Holomorphic Lorentzian Simplicity Constraints

TL;DR

This paper introduces a Hamiltonian framework for sl(2,C) algebra using twistors, develops holomorphic simplicity constraints that commute, and links them to geometric 3d polyhedra in Minkowski space.

Contribution

It presents a novel holomorphic form of simplicity constraints that Poisson-commute and are equivalent to traditional constraints, advancing the mathematical structure of Lorentzian spin foam models.

Findings

Holomorphic simplicity constraints Poisson-commute

Complete set of invariants generates a closed algebra including gl(N,C)

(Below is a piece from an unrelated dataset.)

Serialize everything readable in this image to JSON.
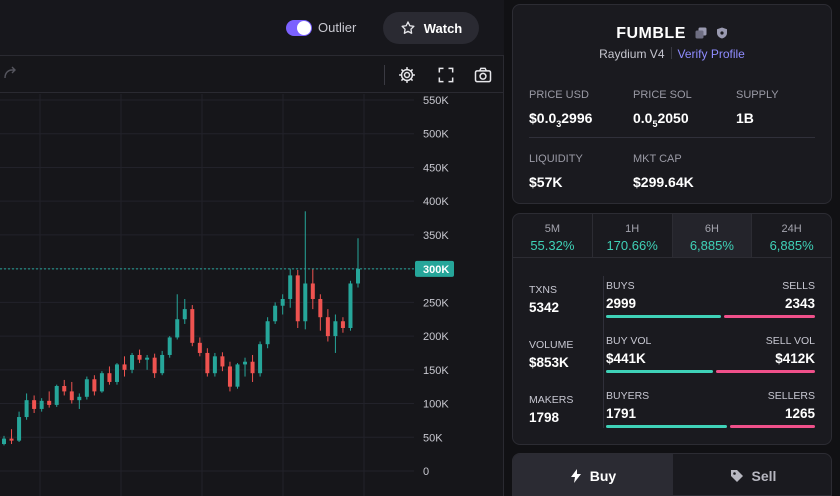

Reduction to 3d spacelike polyhedra in Minkowski space

Abstract

We develop an Hamiltonian representation of the sl(2,C) algebra on a phase space consisting of N copies of twistors, or bi-spinors. We identify a complete set of global invariants, and show that they generate a closed algebra including gl(N,C) as a subalgebra. Then, we define the linear and quadratic simplicity constraints which reduce the spinor variables to (framed) 3d spacelike polyhedra embedded in Minkowski spacetime. Finally, we introduce a new version of the simplicity constraints which (i) are holomorphic and (ii) Poisson-commute with each other, and show their equivalence to the linear and quadratic constraints.